Stress, Essverhalten und Fettzunahme

Kapitel 1

1. Warum sind die Zusammenhänge zwischen Stress, Essverhalten und Fettzunahme so unbekannt?

Emotionales Essen ist inzwischen auch in der Fitnesswelt zunehmend in den Fokus der Aufmerksamkeit gerückt. Allerdings findet hier oft eine so starke Pauschalisierung statt, dass diese schon wieder selbst zum Problem werden kann.

Beispiel:

Emotionales Essen ist die Folge von Stress.”

Dieser pauschalisierte Zusammenhang ist wohl das, was viele unterbewusst mit emotionalem Essen assoziieren.

Aber so einfach ist das nicht!

Im Folgenden soll es nicht um das emotionale Essen gehen, sondern um eine etwas differenziertere Betrachtung von Stress und dessen Wirkung auf Essverhalten und Fettzunahme.

Randbemerkung:
Emotionales Essen kann auch bei positiven Emotionen stattfinden.

Disclaimer:
Die folgende Erklärung deckt nicht ALLES ab, was es zu dem Thema zu sagen gäbe und soll lediglich ein Verständnis für die Komplexität der Zusammenhänge aufzeigen!

Alles hängt mit allem zusammen!

Stress und Cortisol per se zu verteufeln, geht völlig an der Realität vorbei!

U.a. deswegen weil die Wirkung von Cortisol z.B. davon abhängig ist, ob es sich um akuten oder chronischen Stress handelt und Cortisol auch positive Funktionen erfüllt und uns nicht nur das Leben schwer macht.
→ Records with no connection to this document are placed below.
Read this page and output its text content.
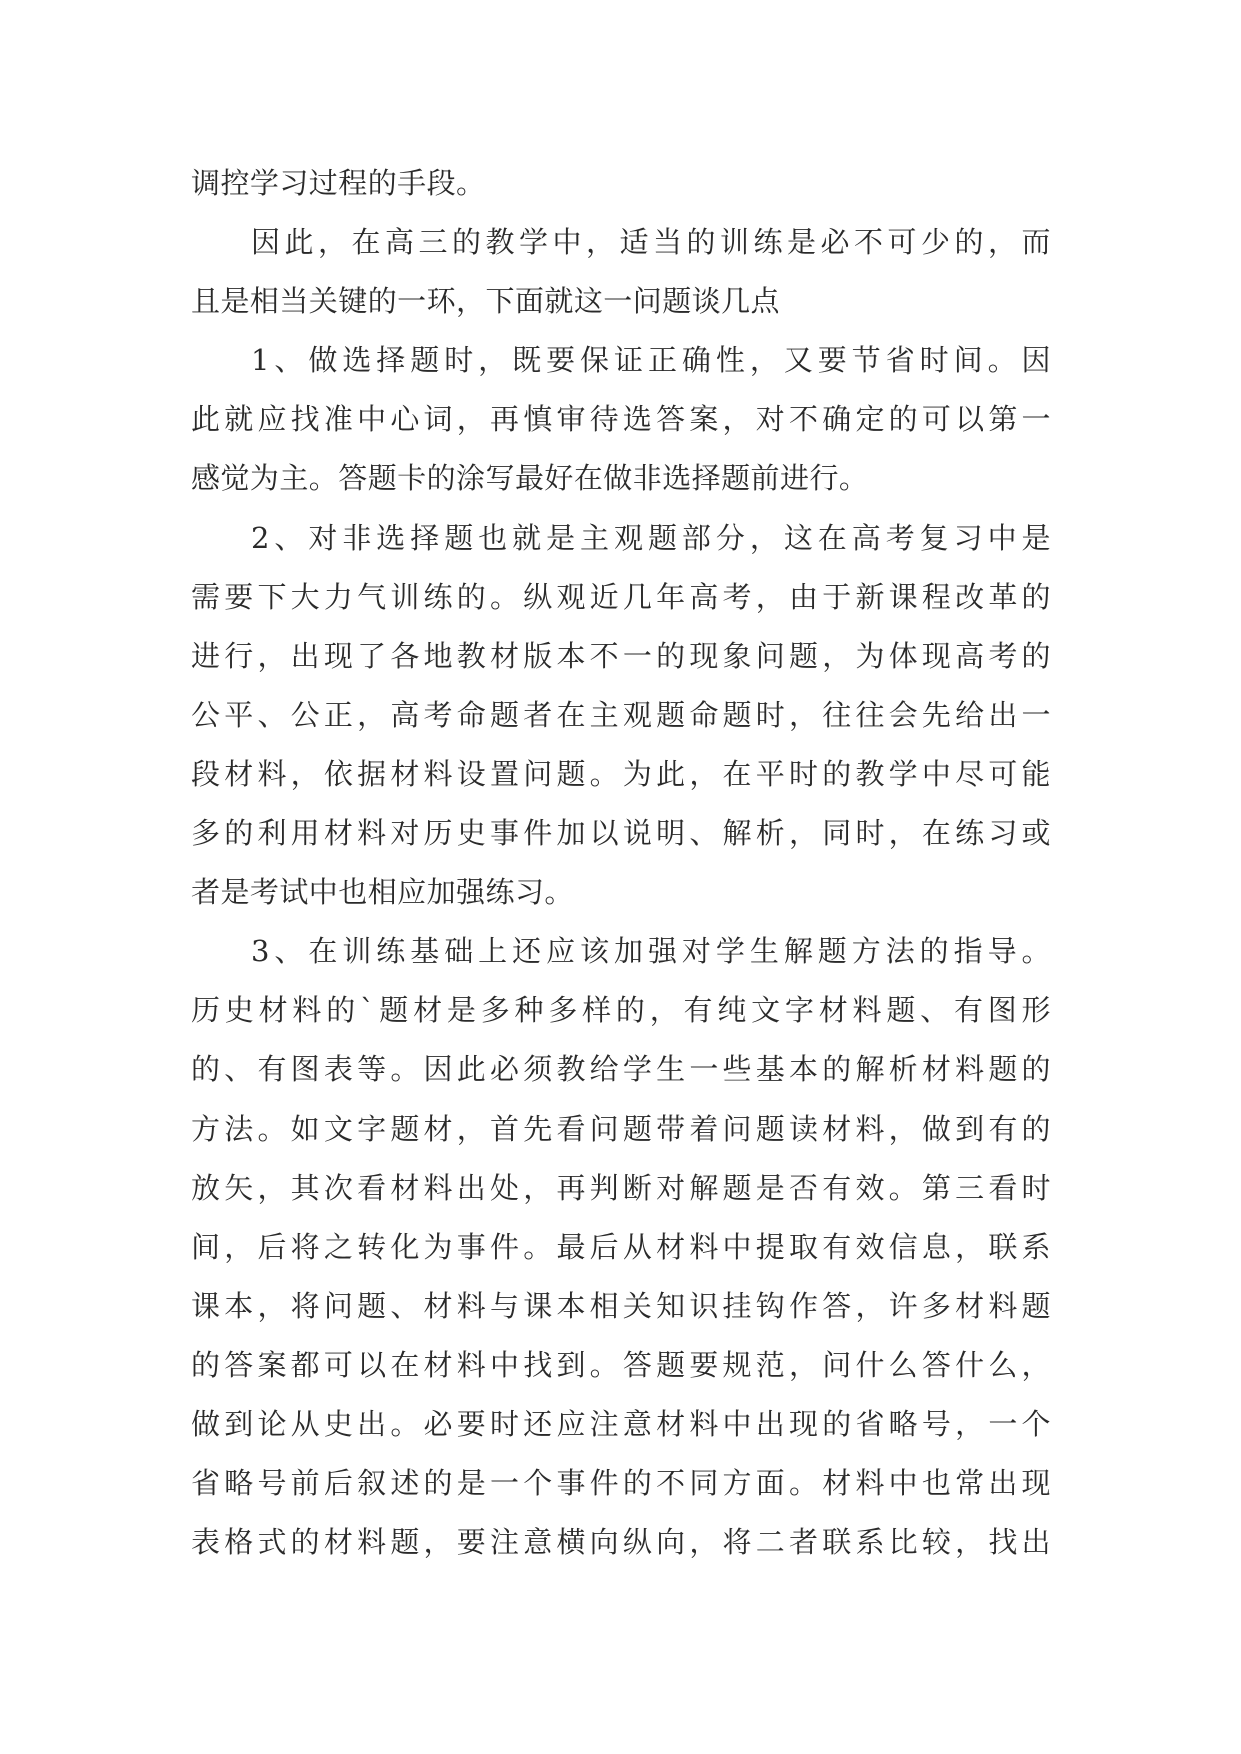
调控学习过程的手段。
因此，在高三的教学中，适当的训练是必不可少的，而
且是相当关键的一环，下面就这一问题谈几点
1、做选择题时，既要保证正确性，又要节省时间。因
此就应找准中心词，再慎审待选答案，对不确定的可以第一
感觉为主。答题卡的涂写最好在做非选择题前进行。
2、对非选择题也就是主观题部分，这在高考复习中是
需要下大力气训练的。纵观近几年高考，由于新课程改革的
进行，出现了各地教材版本不一的现象问题，为体现高考的
公平、公正，高考命题者在主观题命题时，往往会先给出一
段材料，依据材料设置问题。为此，在平时的教学中尽可能
多的利用材料对历史事件加以说明、解析，同时，在练习或
者是考试中也相应加强练习。
3、在训练基础上还应该加强对学生解题方法的指导。
历史材料的`题材是多种多样的，有纯文字材料题、有图形
的、有图表等。因此必须教给学生一些基本的解析材料题的
方法。如文字题材，首先看问题带着问题读材料，做到有的
放矢，其次看材料出处，再判断对解题是否有效。第三看时
间，后将之转化为事件。最后从材料中提取有效信息，联系
课本，将问题、材料与课本相关知识挂钩作答，许多材料题
的答案都可以在材料中找到。答题要规范，问什么答什么，
做到论从史出。必要时还应注意材料中出现的省略号，一个
省略号前后叙述的是一个事件的不同方面。材料中也常出现
表格式的材料题，要注意横向纵向，将二者联系比较，找出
Dies ist auch entscheidend für die Wirkung auf das Essverhalten und die physiologischen Folgen.

Das Problem ist nun, dass sich diese Komplexität nicht so einfach in Studien untersuchen lässt.

Mit einem guten Studiendesign kann man die Wirkung von akuten Stressoren auf Essverhalten gut untersuchen.

Akuter Stress wirkt sich jedoch nicht in gleichem Maße so negativ auf Fettzunahme und Essverhalten aus, wie chronischer Stress!

Möchte man nun aber die Wirkung von chronischem Stress auf Essverhalten und Fettzunahme beobachten, müsste man die Testpersonen möglichst lange unter kontrollierten Bedingungen in ein Labor sperren und hätte sie damit auch gleich wieder von ihren wahren chronischen reallife Stressoren isoliert und gleichzeitig neue Stressoren erschaffen, was das Ergebnis wiederum verfälscht.

Hier ist also Mitdenken gefragt!

Beispiel:

Den exakten Kalorienintake und die Lebensmittelauswahl- und Ernährungsgewohnheiten infolge von jahrelangem Familien- und Beziehungsstress, finanziellen Problemen, Stress durch Arbeit etc. lassen sich nicht in einem Labor untersuchen.

Dies ist ein Grund, warum das Thema nicht so einfach zu untersuchen ist, wie man denken könnte.

Obwohl dies dringend notwendig wäre, da sich die Wirkung und gesundheitlichen Konsequenzen von akutem und chronischen Stress unterscheiden.

Abgesehen davon, ist die Komplexität unseres Alltags und die damit einhergehenden potenziellen Stressoren, völlig anderer Natur, als die Stressoren unserer steinzeitlichen Vorfahren, deren Physiologie wir dennoch bis heute in uns tragen.

Egal was man macht, man hat immer einen Trade-off an Genauigkeit, der dazu führt, dass man am Ende, weder die Komplexität der Realität genau abbilden, noch pauschale Aussagen treffen kann, die die Unterschiede im Essverhalten, die wir in der Realität beobachten, genauso abbilden.

Das Prinzip von Schrödingers Katze und der Heisenbergschen Unschärferelation aus der Quantenwelt, begegnet uns als grundsätzlich in der Wissenschaft.

Je genauer wir etwas untersuchen wollen, desto mehr verfälschen wir das Ergebnis, weil wir Einfluss auf die Variablen nehmen, von denen wiederum das Ergebnis abhängig ist.

Dennoch wissen wir inzwischen genug, um sagen zu können, dass es in erster Linie der chronische Stress ist, der mit Essverhalten und v.a. Übergewicht zusammenhängt und es einen klaren physiologischen Grund gibt, warum die Betroffenen eher zu Heißhunger neigen und es ihnen schwerer fällt abzunehmen.

Diesen Menschen ist nicht mit „Iss weniger!“ oder „Es kommt nur aufs Kaloriendefizit an!“ geholfen!

Weil diese offenkundige Tatsache nicht die Ursache ihres eigentlichen Problems löst, das erst dazu führt, dass es ihnen schwerer fällt dies umzusetzen.